After a day-long business meeting, I returned to the airport in Pittsburgh with the unhappy expectation of being stuck in line for hours. But I was pleasantly surprised to see that all of the automated kiosks — at least in that airport — appeared to be functioning. If everything is back to normal in all the other cities, that means that the disruption lasted for approximately three days. For passengers, it was probably not much more than just a moderate nuisance; and for the programmers involved in developing the system, it probably meant three sleepless nights, desperately fixing bugs and restarting systems. Somehow, I doubt that we’ll ever hear any details of what went wrong…

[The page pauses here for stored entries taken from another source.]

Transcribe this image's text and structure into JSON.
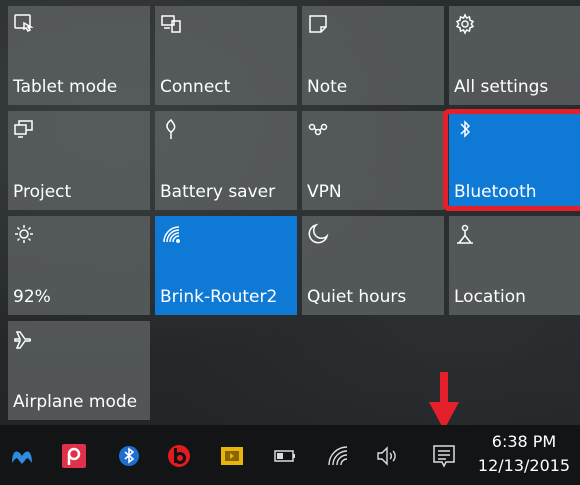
{
  "colors": {
    "tile_off": "#5c6062",
    "tile_on": "#0f79d6",
    "highlight": "#e6202a",
    "taskbar": "#121416"
  },
  "action_center": {
    "tiles": [
      {
        "label": "Tablet mode",
        "icon": "tablet-mode-icon",
        "active": false
      },
      {
        "label": "Connect",
        "icon": "connect-icon",
        "active": false
      },
      {
        "label": "Note",
        "icon": "note-icon",
        "active": false
      },
      {
        "label": "All settings",
        "icon": "gear-icon",
        "active": false
      },
      {
        "label": "Project",
        "icon": "project-icon",
        "active": false
      },
      {
        "label": "Battery saver",
        "icon": "battery-saver-icon",
        "active": false
      },
      {
        "label": "VPN",
        "icon": "vpn-icon",
        "active": false
      },
      {
        "label": "Bluetooth",
        "icon": "bluetooth-icon",
        "active": true
      },
      {
        "label": "92%",
        "icon": "brightness-icon",
        "active": false
      },
      {
        "label": "Brink-Router2",
        "icon": "wifi-icon",
        "active": true
      },
      {
        "label": "Quiet hours",
        "icon": "moon-icon",
        "active": false
      },
      {
        "label": "Location",
        "icon": "location-icon",
        "active": false
      },
      {
        "label": "Airplane mode",
        "icon": "airplane-icon",
        "active": false
      }
    ]
  },
  "taskbar": {
    "icons": [
      "malwarebytes-icon",
      "pocket-icon",
      "bluetooth-tray-icon",
      "beats-icon",
      "media-icon",
      "battery-icon",
      "wifi-tray-icon",
      "volume-icon",
      "action-center-icon"
    ],
    "time": "6:38 PM",
    "date": "12/13/2015"
  }
}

March 31st, 2007 at 8:50 pm
Nope, US Airways in Providence, RI still had kiosks down at the airport three weeks after the switchover. That was the weekend of the big Northeast storm that shut down Philly and other airports. My flight was cancelled (24 hours after the storm), I was told that all flights from Providence, Boston, Manchester, LaGuardia and Hartford were full or cancelled and I wouldn’t be able to go home to Louisville for 2 to 3 days, and that the check-in line that I was in would be 6 to 7 hours. I walked across the lobby to the Southwest Airlines counter, and purchased a ticket for the next morning in 5 minutes. I guess the weather had an inordinate impact on US Airways, even though Southwest services the same cities.